Mas este aniversário tem mais razões para me interessar. Ao analisar os 35 anos de democracia, o Serviço Nacional de Saúde sobressai como realização ímpar. Apesar de discutida, contestada, ameaçada, defendida e protegida, esta obra soube recolher os apoios de várias forças políticas, quase todas. Assim como o empenho de vários profissionais, quase todos. O SNS é, de todas as criações institucionais e políticas das últimas décadas, talvez a única que conquistou o carinho e a adesão de grande maioria da população. E mesmo os que gostariam de ver o SNS desmantelado têm dificuldade em afirmá-lo publicamente. Mais do que política, é uma vitória semântica, sem a fatuidade do habitual “politicamente correcto”.

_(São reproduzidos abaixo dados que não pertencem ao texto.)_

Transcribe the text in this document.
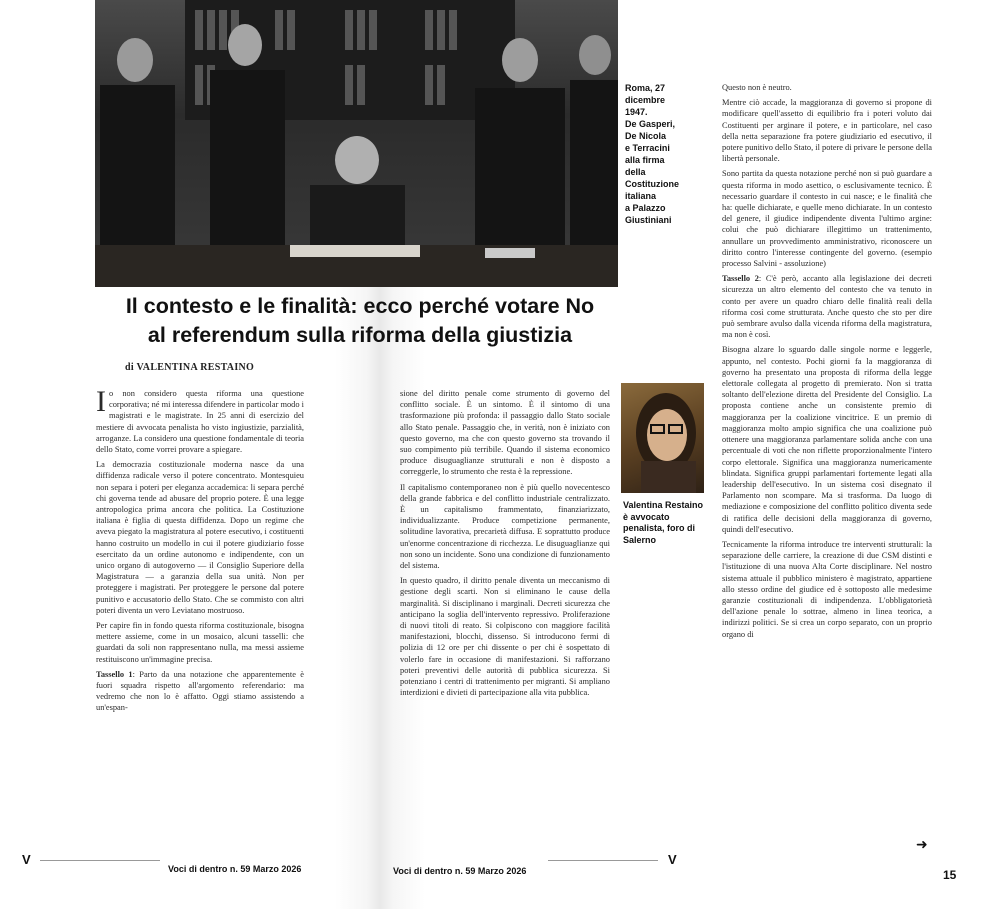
Roma, 27
dicembre
1947.
De Gasperi,
De Nicola
e Terracini
alla firma
della
Costituzione
italiana
a Palazzo
Giustiniani
Il contesto e le finalità: ecco perché votare No
al referendum sulla riforma della giustizia
di VALENTINA RESTAINO

Io non considero questa riforma una questione corporativa; né mi interessa difendere in particolar modo i magistrati e le magistrate. In 25 anni di esercizio del mestiere di avvocata penalista ho visto ingiustizie, parzialità, arroganze. La considero una questione fondamentale di teoria dello Stato, come vorrei provare a spiegare.

La democrazia costituzionale moderna nasce da una diffidenza radicale verso il potere concentrato. Montesquieu non separa i poteri per eleganza accademica: li separa perché chi governa tende ad abusare del proprio potere. È una legge antropologica prima ancora che politica. La Costituzione italiana è figlia di questa diffidenza. Dopo un regime che aveva piegato la magistratura al potere esecutivo, i costituenti hanno costruito un modello in cui il potere giudiziario fosse esercitato da un ordine autonomo e indipendente, con un unico organo di autogoverno — il Consiglio Superiore della Magistratura — a garanzia della sua unità. Non per proteggere i magistrati. Per proteggere le persone dal potere punitivo e accusatorio dello Stato. Che se commisto con altri poteri diventa un vero Leviatano mostruoso.

Per capire fin in fondo questa riforma costituzionale, bisogna mettere assieme, come in un mosaico, alcuni tasselli: che guardati da soli non rappresentano nulla, ma messi assieme restituiscono un'immagine precisa.

Tassello 1: Parto da una notazione che apparentemente è fuori squadra rispetto all'argomento referendario: ma vedremo che non lo è affatto. Oggi stiamo assistendo a un'espan-

sione del diritto penale come strumento di governo del conflitto sociale. È un sintomo. È il sintomo di una trasformazione più profonda: il passaggio dallo Stato sociale allo Stato penale. Passaggio che, in verità, non è iniziato con questo governo, ma che con questo governo sta trovando il suo compimento più terribile. Quando il sistema economico produce disuguaglianze strutturali e non è disposto a correggerle, lo strumento che resta è la repressione.

Il capitalismo contemporaneo non è più quello novecentesco della grande fabbrica e del conflitto industriale centralizzato. È un capitalismo frammentato, finanziarizzato, individualizzante. Produce competizione permanente, solitudine lavorativa, precarietà diffusa. E soprattutto produce un'enorme concentrazione di ricchezza. Le disuguaglianze qui non sono un incidente. Sono una condizione di funzionamento del sistema.

In questo quadro, il diritto penale diventa un meccanismo di gestione degli scarti. Non si eliminano le cause della marginalità. Si disciplinano i marginali. Decreti sicurezza che anticipano la soglia dell'intervento repressivo. Proliferazione di nuovi titoli di reato. Si colpiscono con maggiore facilità manifestazioni, blocchi, dissenso. Si introducono fermi di polizia di 12 ore per chi dissente o per chi è sospettato di volerlo fare in occasione di manifestazioni. Si rafforzano poteri preventivi delle autorità di pubblica sicurezza. Si potenziano i centri di trattenimento per migranti. Si ampliano interdizioni e divieti di partecipazione alla vita pubblica.

Valentina Restaino è avvocato penalista, foro di Salerno

Questo non è neutro.

Mentre ciò accade, la maggioranza di governo si propone di modificare quell'assetto di equilibrio fra i poteri voluto dai Costituenti per arginare il potere, e in particolare, nel caso della netta separazione fra potere giudiziario ed esecutivo, il potere punitivo dello Stato, il potere di privare le persone della libertà personale.

Sono partita da questa notazione perché non si può guardare a questa riforma in modo asettico, o esclusivamente tecnico. È necessario guardare il contesto in cui nasce; e le finalità che ha: quelle dichiarate, e quelle meno dichiarate. In un contesto del genere, il giudice indipendente diventa l'ultimo argine: colui che può dichiarare illegittimo un trattenimento, annullare un provvedimento amministrativo, riconoscere un diritto contro l'interesse contingente del governo. (esempio processo Salvini - assoluzione)

Tassello 2: C'è però, accanto alla legislazione dei decreti sicurezza un altro elemento del contesto che va tenuto in conto per avere un quadro chiaro delle finalità reali della riforma così come strutturata. Anche questo che sto per dire può sembrare avulso dalla vicenda riforma della magistratura, ma non è così.

Bisogna alzare lo sguardo dalle singole norme e leggerle, appunto, nel contesto. Pochi giorni fa la maggioranza di governo ha presentato una proposta di riforma della legge elettorale collegata al progetto di premierato. Non si tratta soltanto dell'elezione diretta del Presidente del Consiglio. La proposta contiene anche un consistente premio di maggioranza per la coalizione vincitrice. E un premio di maggioranza molto ampio significa che una coalizione può ottenere una maggioranza parlamentare solida anche con una percentuale di voti che non riflette proporzionalmente l'intero corpo elettorale. Significa una maggioranza numericamente blindata. Significa gruppi parlamentari fortemente legati alla leadership dell'esecutivo. In un sistema così disegnato il Parlamento non scompare. Ma si trasforma. Da luogo di mediazione e composizione del conflitto politico diventa sede di ratifica delle decisioni della maggioranza di governo, quindi dell'esecutivo.

Tecnicamente la riforma introduce tre interventi strutturali: la separazione delle carriere, la creazione di due CSM distinti e l'istituzione di una nuova Alta Corte disciplinare. Nel nostro sistema attuale il pubblico ministero è magistrato, appartiene allo stesso ordine del giudice ed è sottoposto alle medesime garanzie costituzionali di indipendenza. L'obbligatorietà dell'azione penale lo sottrae, almeno in linea teorica, a indirizzi politici. Se si crea un corpo separato, con un proprio organo di

➜
V
Voci di dentro n. 59 Marzo 2026	Voci di dentro n. 59 Marzo 2026
V
15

O SNS faz parte de um sistema ou de um sector mais geral que é o da saúde. Ora, este é, de longe, entre todos os sectores dos grandes serviços públicos, de todas as áreas sociais, o que melhor se tem portado, o que oferece melhores resultados e o que revela provas empíricas e quantificadas da sua obra.

O sistema de saúde e o Serviço Nacional de Saúde, em particular, foram capazes, melhor do que outros serviços públicos, de se adaptar a uma sociedade que mudou intensamente, mas sobretudo rapidamente. Nestes trinta e cinco anos, cresceram as cidades de modo desordenado; envelheceu muitíssimo a população; diminuiu a natalidade; desapareceram comunidades rurais; quase morreram as actividades primárias; multiplicaram-se os serviços; democratizou-se a sociedade em todos os sentidos; a população conheceu movimentos inéditos de emigração, imigração e regresso de emigrantes; liberalizaram-se os costumes; progrediu a ciência e a tecnologia; aumentaram as desigualdades, apesar de todas as classes sociais terem conhecido um notável acréscimo de conforto e bem-estar; e surgiram novos costumes e novas doenças, assim como novas exigências sanitárias, nova procura de cuidados e mais meios de exame e diagnóstico. Em linhas gerais e sem pormenores, creio que a saúde e o Serviço Nacional de Saúde conseguiram adaptar-se, desenvolver-se e consolidar-se. A saúde portuguesa preparou-se melhor para a era da globalização, da União Europeia, do desaparecimento de fronteiras e do escrutínio internacional permanente, do que outros sectores da vida pública.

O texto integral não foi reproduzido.